Utilizing data from the newly completed 2022 Profile of Home Buyers and Sellers and with context from U.S. Census and USPS change-of-address data, let's look at where U.S. homebuyers have been moving.
With changing priorities and preferences, increased home prices, and a rapid increase in remote work, Americans during the pandemic largely exited central urban areas for opportunities afforded by larger homes and more space. Based on data from the 2022 Profile of Home Buyers and Sellers, small towns received the largest increase in homebuyer movement in 2022 from the previous year, with a nine percentage-point increase in buyers. Rural areas follow this with a seven percentage-point increase.
These areas offer larger homes, generally at lower price points, and more space allowing buyers to have more outdoor space, enhanced home offices, and other benefits they may not be able to afford in more central urban areas.
It is important to note that these figures are self-reported survey response data based on perceived location by home buyers and may vary from population data. For example, an individual moving from a large urban area such as New York City could move to a technically smaller city but consider the area a suburb or small town.
U.S. Census American Community PUMS Data
The American Community Survey (ACS) from the U.S. Census Bureau provides Public Use Microdata Sample1 (PUMS) data. This dataset includes information on households that moved in the past 12 months by the area's urbanization level (population size). Using the calculations of this data set below, we see some additional context around where U.S. homebuyers have been moving back to 2017.
Based on these calculations, we can see a decrease in the most populated counties.
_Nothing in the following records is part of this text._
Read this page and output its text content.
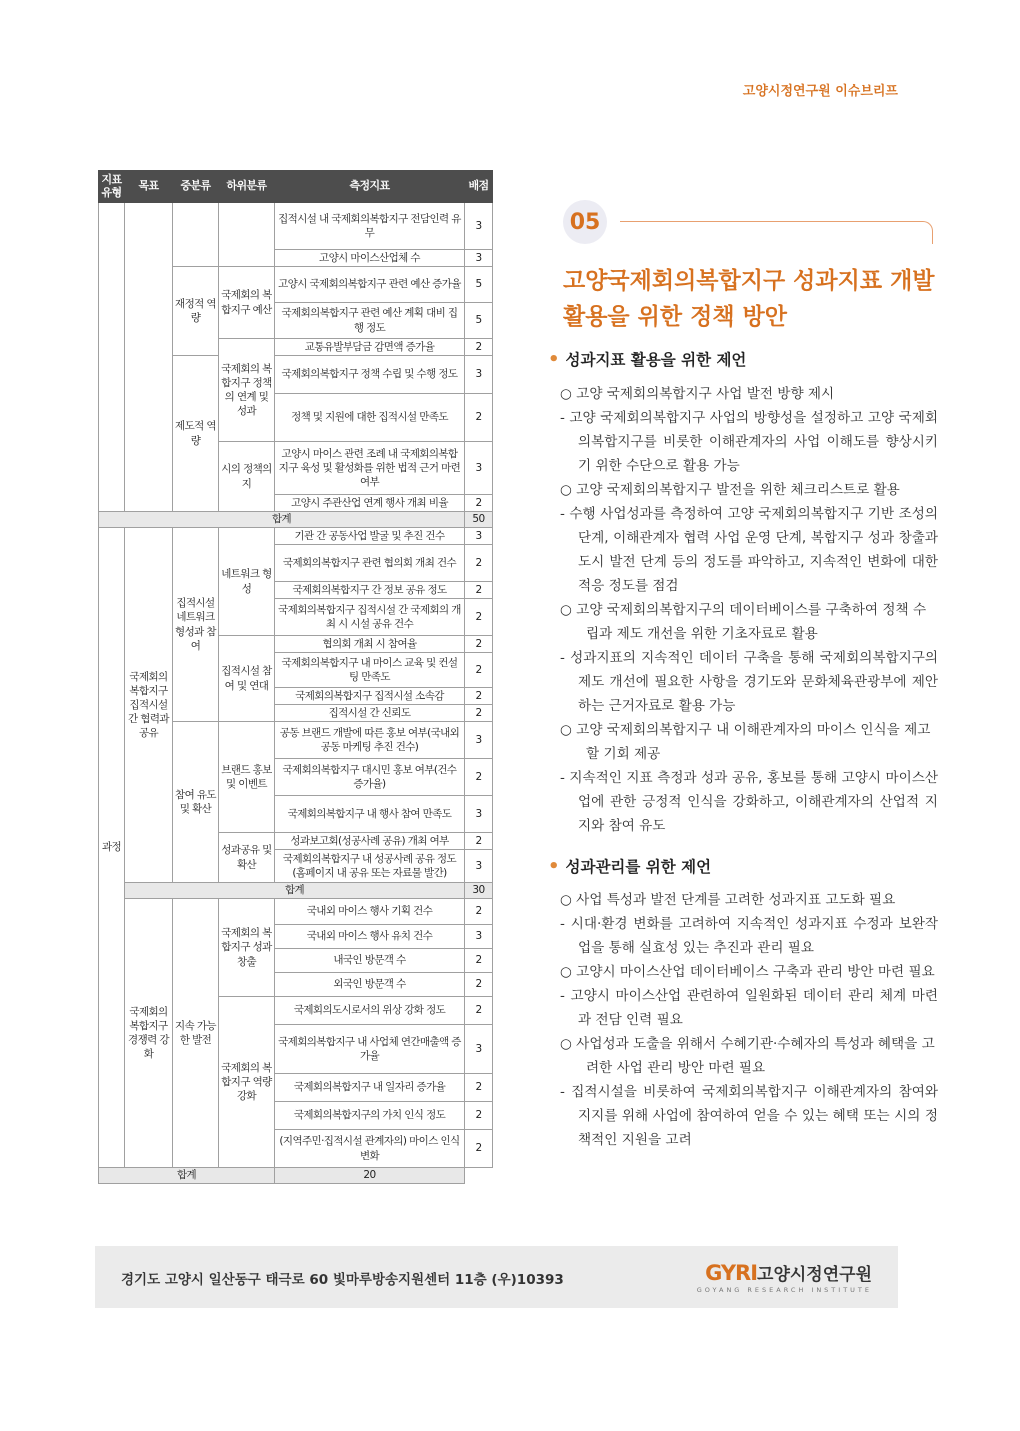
고양시정연구원 이슈브리프
지표유형	목표	중분류	하위분류	측정지표	배점
				집적시설 내 국제회의복합지구 전담인력 유무	3
				고양시 마이스산업체 수	3
		재정적 역량	국제회의 복합지구 예산	고양시 국제회의복합지구 관련 예산 증가율	5
				국제회의복합지구 관련 예산 계획 대비 집행 정도	5
			국제회의 복합지구 정책의 연계 및 성과	교통유발부담금 감면액 증가율	2
		제도적 역량		국제회의복합지구 정책 수립 및 수행 정도	3
				정책 및 지원에 대한 집적시설 만족도	2
			시의 정책의지	고양시 마이스 관련 조례 내 국제회의복합지구 육성 및 활성화를 위한 법적 근거 마련 여부	3
				고양시 주관산업 연계 행사 개최 비율	2
합계					50
과정	국제회의복합지구 집적시설 간 협력과 공유	집적시설 네트워크 형성과 참여	네트워크 형성	기관 간 공동사업 발굴 및 추진 건수	3
				국제회의복합지구 관련 협의회 개최 건수	2
				국제회의복합지구 간 정보 공유 정도	2
				국제회의복합지구 집적시설 간 국제회의 개최 시 시설 공유 건수	2
			집적시설 참여 및 연대	협의회 개최 시 참여율	2
				국제회의복합지구 내 마이스 교육 및 컨설팅 만족도	2
				국제회의복합지구 집적시설 소속감	2
				집적시설 간 신뢰도	2
		참여 유도 및 확산	브랜드 홍보 및 이벤트	공동 브랜드 개발에 따른 홍보 여부(국내외 공동 마케팅 추진 건수)	3
				국제회의복합지구 대시민 홍보 여부(건수 증가율)	2
				국제회의복합지구 내 행사 참여 만족도	3
			성과공유 및 확산	성과보고회(성공사례 공유) 개최 여부	2
				국제회의복합지구 내 성공사례 공유 정도 (홈페이지 내 공유 또는 자료물 발간)	3
	합계				30
	국제회의복합지구 경쟁력 강화	지속 가능한 발전	국제회의 복합지구 성과창출	국내외 마이스 행사 기획 건수	2
				국내외 마이스 행사 유치 건수	3
				내국인 방문객 수	2
				외국인 방문객 수	2
			국제회의 복합지구 역량 강화	국제회의도시로서의 위상 강화 정도	2
				국제회의복합지구 내 사업체 연간매출액 증가율	3
				국제회의복합지구 내 일자리 증가율	2
				국제회의복합지구의 가치 인식 정도	2
				(지역주민·집적시설 관계자의) 마이스 인식 변화	2
합계				20	
05
고양국제회의복합지구 성과지표 개발
활용을 위한 정책 방안
• 성과지표 활용을 위한 제언

○ 고양 국제회의복합지구 사업 발전 방향 제시

- 고양 국제회의복합지구 사업의 방향성을 설정하고 고양 국제회의복합지구를 비롯한 이해관계자의 사업 이해도를 향상시키기 위한 수단으로 활용 가능

○ 고양 국제회의복합지구 발전을 위한 체크리스트로 활용

- 수행 사업성과를 측정하여 고양 국제회의복합지구 기반 조성의 단계, 이해관계자 협력 사업 운영 단계, 복합지구 성과 창출과 도시 발전 단계 등의 정도를 파악하고, 지속적인 변화에 대한 적응 정도를 점검

○ 고양 국제회의복합지구의 데이터베이스를 구축하여 정책 수립과 제도 개선을 위한 기초자료로 활용

- 성과지표의 지속적인 데이터 구축을 통해 국제회의복합지구의 제도 개선에 필요한 사항을 경기도와 문화체육관광부에 제안하는 근거자료로 활용 가능

○ 고양 국제회의복합지구 내 이해관계자의 마이스 인식을 제고할 기회 제공

- 지속적인 지표 측정과 성과 공유, 홍보를 통해 고양시 마이스산업에 관한 긍정적 인식을 강화하고, 이해관계자의 산업적 지지와 참여 유도

• 성과관리를 위한 제언

○ 사업 특성과 발전 단계를 고려한 성과지표 고도화 필요

- 시대·환경 변화를 고려하여 지속적인 성과지표 수정과 보완작업을 통해 실효성 있는 추진과 관리 필요

○ 고양시 마이스산업 데이터베이스 구축과 관리 방안 마련 필요

- 고양시 마이스산업 관련하여 일원화된 데이터 관리 체계 마련과 전담 인력 필요

○ 사업성과 도출을 위해서 수혜기관·수혜자의 특성과 혜택을 고려한 사업 관리 방안 마련 필요

- 집적시설을 비롯하여 국제회의복합지구 이해관계자의 참여와 지지를 위해 사업에 참여하여 얻을 수 있는 혜택 또는 시의 정책적인 지원을 고려

경기도 고양시 일산동구 태극로 60 빛마루방송지원센터 11층 (우)10393	GYRI고양시정연구원
GOYANG RESEARCH INSTITUTE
We also see that the most significant increase in households was in suburban areas, further demonstrating the urban sprawl that has occurred during the COVID-19 pandemic.
USPS Change-of-Address Data
The United States Postal Service2 provides data on address changes by zip code. For the purpose of the current analysis, the data was aggregated by urbanization level. While this data includes both temporary and permanent moves, this provides even more context about where Americans are moving.
As seen in the above calculations in pre-pandemic times of 2019, zip codes in larger central metro areas experienced the highest migration gains. In 2021, while the pandemic was in full force and homebuyer preferences were shifted, zip codes in rural areas had the most migration gains. In 2022, zip codes in suburban areas have received the most migration gains.
With shifting market conditions, will homebuyer preferences return to pre-pandemic specifics? Will buyers return to urban centers or continue purchasing larger homes in areas with more space? NAR Research will continue to monitor, analyze, and report these trends.